The 5-star market achieved a
marginal increase of 1%. Whilst there has undoubtedly been a trend
for corporates to turn to the 4 and even 3-star sectors in the
current climate, hoteliers in this sector have held out for rates
at the expense of lower occupancy levels, conscious that any
significant rate reduction has an adverse effect on service levels
as costs are brought in line, resulting in damage to a hotel's
reputation for quality and standards.
Summary
Margaret Bowler of HRG said, "2010 has so far proved an
encouraging year for the global hotel industry. The average length
of stay has increased by 9% suggesting that corporates have begun
to relax their travel policies in light of the perceived
improvement in the current economic climate. However, our data
shows that it is not consistent around the world and it is still
too early to predict how the rest of 2010 will pan out.

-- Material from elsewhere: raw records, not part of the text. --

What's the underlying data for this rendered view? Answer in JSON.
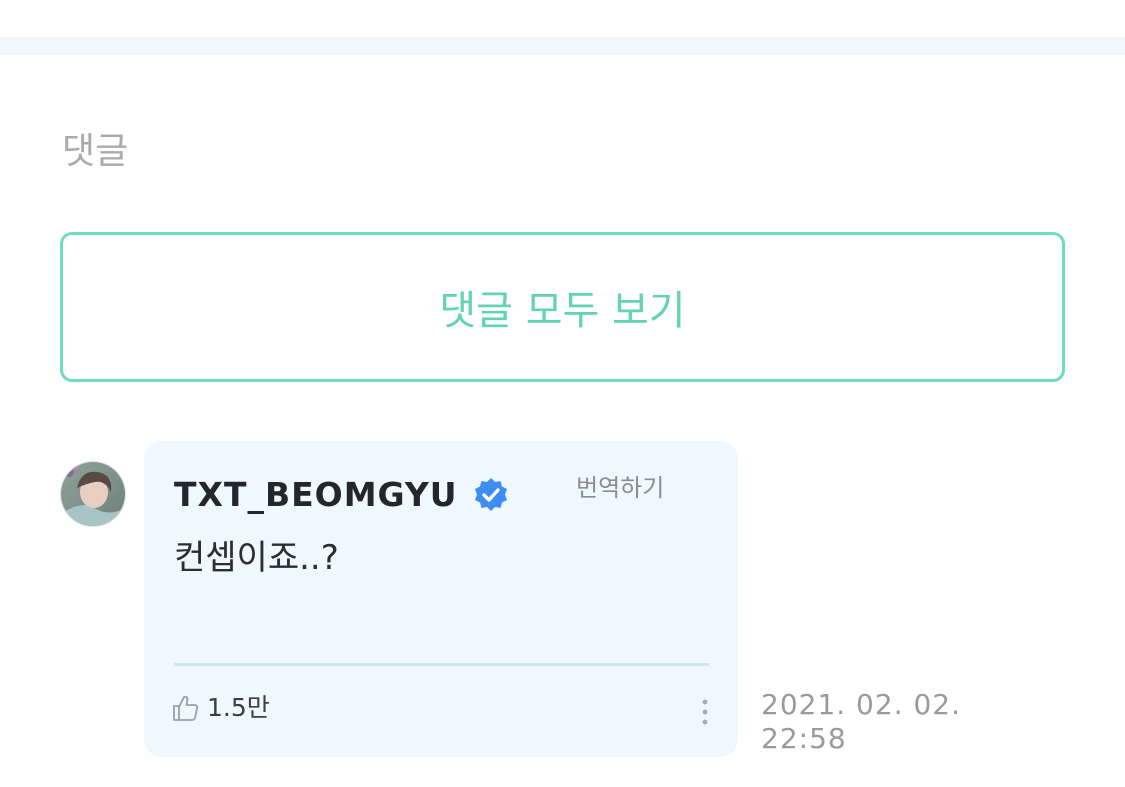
{
  "comments_section": {
    "title": "댓글",
    "view_all_label": "댓글 모두 보기"
  },
  "comment": {
    "author": "TXT_BEOMGYU",
    "verified_icon": "verified-badge-icon",
    "translate_label": "번역하기",
    "text": "컨셉이죠..?",
    "likes": "1.5만",
    "like_icon": "thumbs-up-icon",
    "more_icon": "more-vertical-icon",
    "date": "2021. 02. 02.",
    "time": "22:58"
  },
  "colors": {
    "accent": "#63d3b6",
    "bubble_bg": "#eff8fd",
    "verified": "#3d8ef0"
  }
}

"In addition to lower pricing and in many cases last room
availability (LRA), corporates have been able to negotiate added
value items - or unbundled items as the airline industry puts it -
within their rates such as food and beverage discounts, free Wi-Fi
access and reduced parking charges. However, it is inevitable as
the industry recovers that yield management will come back into
play and suppliers will seek to unbundle further their pricing to
gain maximum revenues. Even in the current market, certain cities
are achieving high occupancy levels on peak nights and HRG
continues to advise clients to secure sufficient allocation in
high volume locations."
Margaret Bowler added, "Reflecting
the need for cost reduction, clients are downgrading between the
star ratings as well as continually reviewing their programmes and
renegotiating rates where possible. In the 3 and 4-star markets
average rates have decreased as suppliers strive to maintain their
share of the corporate market. We continue to believe that budget
options are not always the cheapest option when the add-on costs
are taken into account.
"With the uncertainty in the
market in 2009 the Request for Proposal (RFP) season was extended
with many corporates delaying issuing their annual RFP in the hope
that the market would continue to fall and more favourable rates
become available. With the recovery underway it is likely clients
will revert to the traditional RFP season. It will be interesting
to see how rate negotiations progress over the rest of 2010 ahead
of any further growth in the industry."